You've got 10 VLANs, so you're wasting at most 65,526 networks. Compare that to the fact that using a /64 for a VLAN with less than 2,000,000 hosts on it will wast at least 18,446,744,073,707,551,616 addresses and you begin to realize that sparse addressing in IPv6 and large amounts of excess address capacity are intentional.

Now, there has been talk about putting an internet link in every campus rather than back hauling it all to the data centers via MPLS. However, if we do this, then would we need a /48 per campus? That is massively wasteful, at 65,536 networks per location. Is the /48 requirement set in stone? Will any carriers consider longer prefixes?

Massively wasteful is a fact of life in IPv6. Consider it this way... There are two ways to waste address space. One way is, as you describe above, deploying it to locations that are unlikely to fully utilize it.

Another way is to leave it sitting in a free pool until long after the protocol is no longer useful.

With IPv6, we're not so much choosing between wasting address space or not. We're choosing how much address space gets wasted using method 1 vs. how much gets wasted using method 2. Ideally, we arrive at the protocol end of life with some space remaining in both categories of waste.

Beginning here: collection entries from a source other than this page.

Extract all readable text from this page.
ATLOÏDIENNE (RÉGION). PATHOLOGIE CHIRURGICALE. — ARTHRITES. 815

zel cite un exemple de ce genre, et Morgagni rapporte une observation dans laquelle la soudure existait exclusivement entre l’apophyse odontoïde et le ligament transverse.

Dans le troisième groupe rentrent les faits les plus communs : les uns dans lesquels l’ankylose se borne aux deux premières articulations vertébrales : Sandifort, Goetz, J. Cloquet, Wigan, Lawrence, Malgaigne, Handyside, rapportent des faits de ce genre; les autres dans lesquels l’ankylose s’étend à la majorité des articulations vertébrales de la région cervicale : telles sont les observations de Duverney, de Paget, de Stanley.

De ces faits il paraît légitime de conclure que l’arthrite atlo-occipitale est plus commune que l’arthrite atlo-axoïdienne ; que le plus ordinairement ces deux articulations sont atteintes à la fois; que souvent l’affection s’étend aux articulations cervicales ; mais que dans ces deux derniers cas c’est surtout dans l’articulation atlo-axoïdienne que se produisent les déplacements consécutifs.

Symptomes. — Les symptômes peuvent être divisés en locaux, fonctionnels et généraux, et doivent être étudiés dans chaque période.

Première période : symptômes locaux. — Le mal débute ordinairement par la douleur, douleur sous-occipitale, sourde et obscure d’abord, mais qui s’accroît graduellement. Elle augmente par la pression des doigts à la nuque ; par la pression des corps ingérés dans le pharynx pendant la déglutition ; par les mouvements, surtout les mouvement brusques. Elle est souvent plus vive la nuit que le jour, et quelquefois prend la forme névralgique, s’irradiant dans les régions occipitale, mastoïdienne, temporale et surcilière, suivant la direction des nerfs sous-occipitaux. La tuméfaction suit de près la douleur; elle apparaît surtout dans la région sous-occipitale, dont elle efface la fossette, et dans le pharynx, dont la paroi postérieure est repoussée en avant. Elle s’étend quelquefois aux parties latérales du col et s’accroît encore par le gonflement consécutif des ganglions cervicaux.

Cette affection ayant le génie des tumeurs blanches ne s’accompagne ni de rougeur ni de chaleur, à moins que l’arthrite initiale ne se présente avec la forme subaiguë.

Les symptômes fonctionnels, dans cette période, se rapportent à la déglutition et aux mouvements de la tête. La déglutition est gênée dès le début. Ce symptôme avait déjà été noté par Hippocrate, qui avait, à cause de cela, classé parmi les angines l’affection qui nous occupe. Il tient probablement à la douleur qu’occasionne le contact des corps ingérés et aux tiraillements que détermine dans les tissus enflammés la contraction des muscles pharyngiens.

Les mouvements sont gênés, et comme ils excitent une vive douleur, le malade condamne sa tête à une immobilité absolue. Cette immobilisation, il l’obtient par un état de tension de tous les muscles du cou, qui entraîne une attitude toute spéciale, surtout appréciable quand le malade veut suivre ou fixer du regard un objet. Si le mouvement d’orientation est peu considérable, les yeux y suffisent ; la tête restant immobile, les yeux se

I know some people are always saying that the old mentality of conserving space needs to go away, but I was bitten by that IPv4 issue back in the day and have done a few VLSM network overhauls. I'd rather not massively allocate unless it's a requirement.

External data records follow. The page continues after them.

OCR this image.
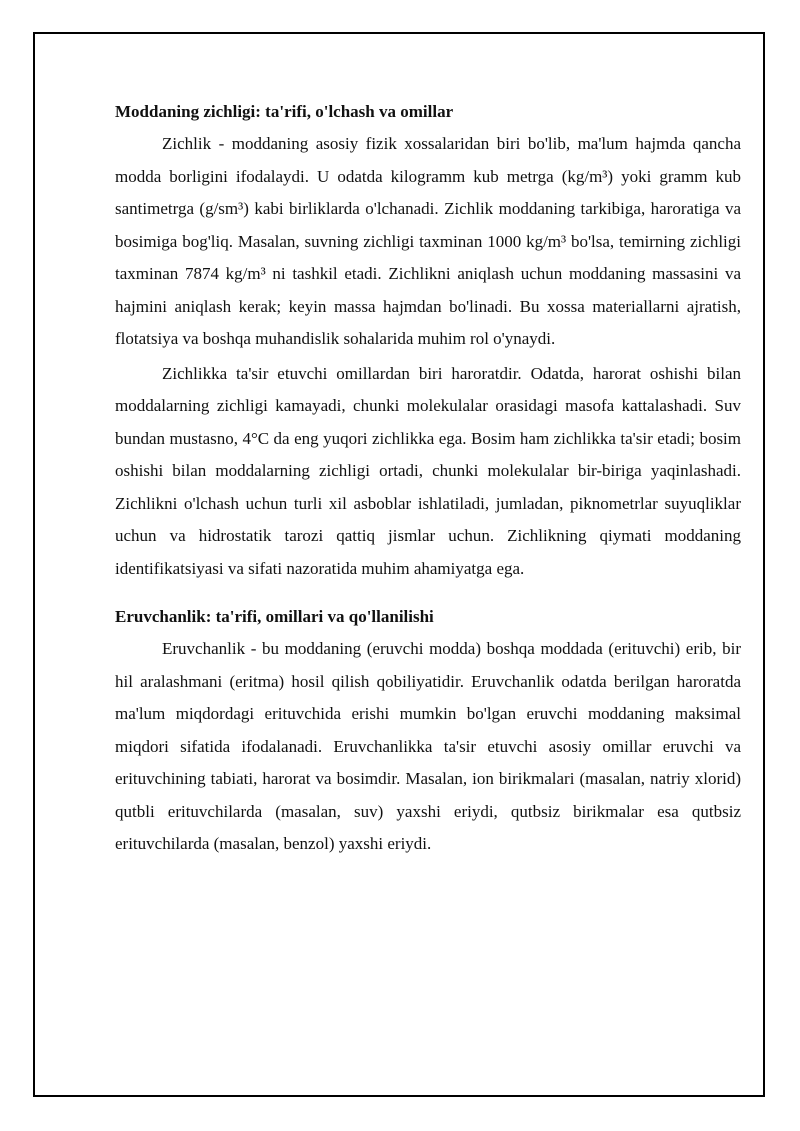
Moddaning zichligi: ta'rifi, o'lchash va omillar

Zichlik - moddaning asosiy fizik xossalaridan biri bo'lib, ma'lum hajmda qancha modda borligini ifodalaydi. U odatda kilogramm kub metrga (kg/m³) yoki gramm kub santimetrga (g/sm³) kabi birliklarda o'lchanadi. Zichlik moddaning tarkibiga, haroratiga va bosimiga bog'liq. Masalan, suvning zichligi taxminan 1000 kg/m³ bo'lsa, temirning zichligi taxminan 7874 kg/m³ ni tashkil etadi. Zichlikni aniqlash uchun moddaning massasini va hajmini aniqlash kerak; keyin massa hajmdan bo'linadi. Bu xossa materiallarni ajratish, flotatsiya va boshqa muhandislik sohalarida muhim rol o'ynaydi.

Zichlikka ta'sir etuvchi omillardan biri haroratdir. Odatda, harorat oshishi bilan moddalarning zichligi kamayadi, chunki molekulalar orasidagi masofa kattalashadi. Suv bundan mustasno, 4°C da eng yuqori zichlikka ega. Bosim ham zichlikka ta'sir etadi; bosim oshishi bilan moddalarning zichligi ortadi, chunki molekulalar bir-biriga yaqinlashadi. Zichlikni o'lchash uchun turli xil asboblar ishlatiladi, jumladan, piknometrlar suyuqliklar uchun va hidrostatik tarozi qattiq jismlar uchun. Zichlikning qiymati moddaning identifikatsiyasi va sifati nazoratida muhim ahamiyatga ega.

Eruvchanlik: ta'rifi, omillari va qo'llanilishi

Eruvchanlik - bu moddaning (eruvchi modda) boshqa moddada (erituvchi) erib, bir hil aralashmani (eritma) hosil qilish qobiliyatidir. Eruvchanlik odatda berilgan haroratda ma'lum miqdordagi erituvchida erishi mumkin bo'lgan eruvchi moddaning maksimal miqdori sifatida ifodalanadi. Eruvchanlikka ta'sir etuvchi asosiy omillar eruvchi va erituvchining tabiati, harorat va bosimdir. Masalan, ion birikmalari (masalan, natriy xlorid) qutbli erituvchilarda (masalan, suv) yaxshi eriydi, qutbsiz birikmalar esa qutbsiz erituvchilarda (masalan, benzol) yaxshi eriydi.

It's a requirement and not massively allocating will bite you harder in IPv6 than space did in IPv4.

IPv4 was designed for a different kind of network. It was designed to support some labs and some institutional environments. It was never intended to be the global public internet. IPv6 has been designed with the idea of addressing absolutely everything from the ground up. The design allows for plenty of /48s to number every building that could possibly fit on every planet in the solar system and several other solar systems.

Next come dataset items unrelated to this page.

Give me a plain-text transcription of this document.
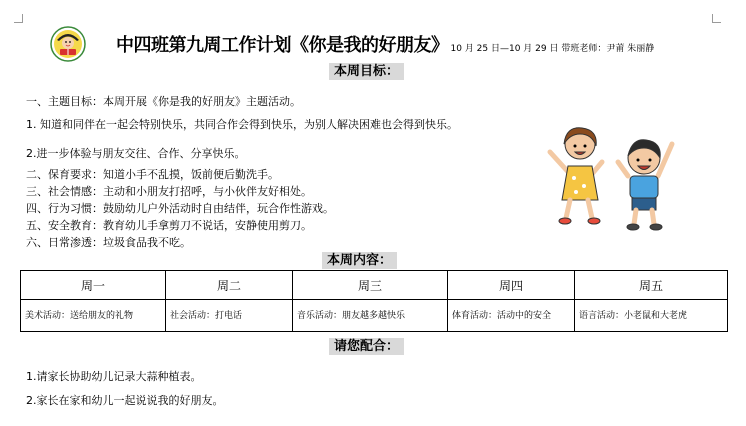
中四班第九周工作计划《你是我的好朋友》 10 月 25 日—10 月 29 日 带班老师：尹莆 朱丽静
本周目标：
一、主题目标：本周开展《你是我的好朋友》主题活动。
1. 知道和同伴在一起会特别快乐，共同合作会得到快乐，为别人解决困难也会得到快乐。
2.进一步体验与朋友交往、合作、分享快乐。
二、保育要求：知道小手不乱摸，饭前便后勤洗手。
三、社会情感：主动和小朋友打招呼，与小伙伴友好相处。
四、行为习惯：鼓励幼儿户外活动时自由结伴，玩合作性游戏。
五、安全教育：教育幼儿手拿剪刀不说话，安静使用剪刀。
六、日常渗透：垃圾食品我不吃。
本周内容：
周一	周二	周三	周四	周五
美术活动：送给朋友的礼物	社会活动：打电话	音乐活动：朋友越多越快乐	体育活动：活动中的安全	语言活动：小老鼠和大老虎
请您配合：
1.请家长协助幼儿记录大蒜种植表。
2.家长在家和幼儿一起说说我的好朋友。
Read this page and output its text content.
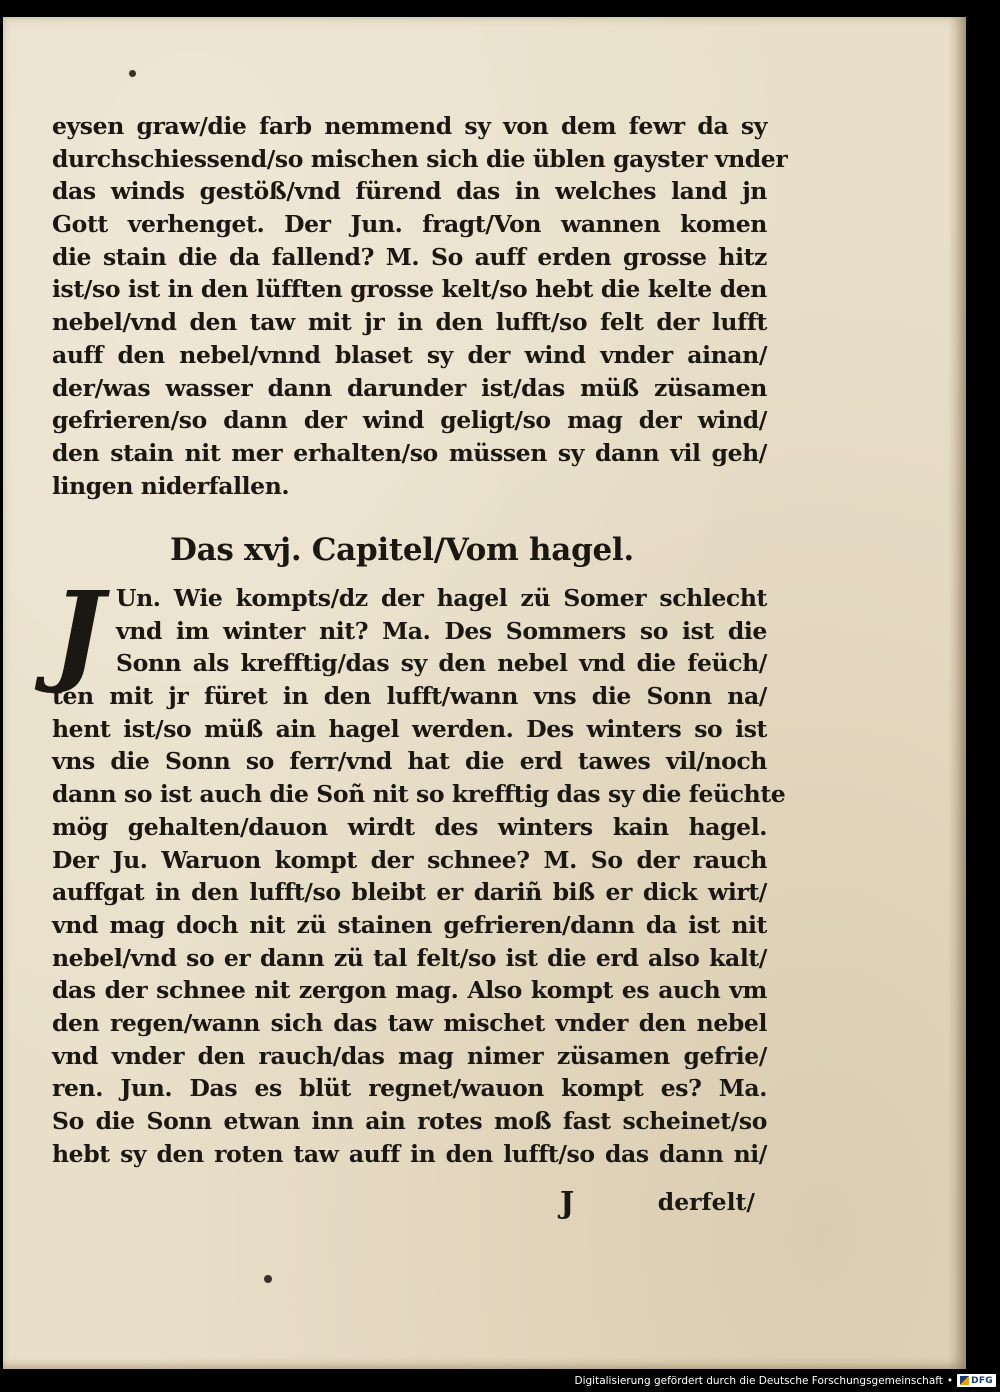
eysen graw/die farb nemmend sy von dem fewr da sy
durchschiessend/so mischen sich die üblen gayster vnder
das winds gestöß/vnd fürend das in welches land jn
Gott verhenget. Der Jun. fragt/Von wannen komen
die stain die da fallend? M. So auff erden grosse hitz
ist/so ist in den lüfften grosse kelt/so hebt die kelte den
nebel/vnd den taw mit jr in den lufft/so felt der lufft
auff den nebel/vnnd blaset sy der wind vnder ainan/
der/was wasser dann darunder ist/das müß züsamen
gefrieren/so dann der wind geligt/so mag der wind/
den stain nit mer erhalten/so müssen sy dann vil geh/
lingen niderfallen.
Das xvj. Capitel/Vom hagel.
J Un. Wie kompts/dz der hagel zü Somer schlecht
vnd im winter nit? Ma. Des Sommers so ist die
Sonn als krefftig/das sy den nebel vnd die feüch/
ten mit jr füret in den lufft/wann vns die Sonn na/
hent ist/so müß ain hagel werden. Des winters so ist
vns die Sonn so ferr/vnd hat die erd tawes vil/noch
dann so ist auch die Soñ nit so krefftig das sy die feüchte
mög gehalten/dauon wirdt des winters kain hagel.
Der Ju. Waruon kompt der schnee? M. So der rauch
auffgat in den lufft/so bleibt er dariñ biß er dick wirt/
vnd mag doch nit zü stainen gefrieren/dann da ist nit
nebel/vnd so er dann zü tal felt/so ist die erd also kalt/
das der schnee nit zergon mag. Also kompt es auch vm
den regen/wann sich das taw mischet vnder den nebel
vnd vnder den rauch/das mag nimer züsamen gefrie/
ren. Jun. Das es blüt regnet/wauon kompt es? Ma.
So die Sonn etwan inn ain rotes moß fast scheinet/so
hebt sy den roten taw auff in den lufft/so das dann ni/
J	derfelt/
Digitalisierung gefördert durch die Deutsche Forschungsgemeinschaft • DFG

Frankly, a /48 per campus is underallocating for any campus that has more than one building.

Owen

Get another /48 for your other location.

Owen

Yes, from a filtering point of view a /48 in IPv6 is pretty similar to a /24 in IPv4, as perfectly illustrated by the two links in my post…

My point was that if you are getting the carrier to do the announcement for you then they can announce an aggregated /48 prefix and then break that up inside their network (if their internal policies allow it) to give the OP whatever prefix length per site they have decided on. The carrier only needs to carry the more specific prefixes on their backbone and the rest of the internet sees the aggregated prefix.

This all depends on the architecture of the OP’s network and what services they are buying from the carrier.

Of course, just getting a /48 per site and doing it properly would be the ideal scenario.

Edward Dore
Freethought Internet

Owen, thanks for this explanation. +1!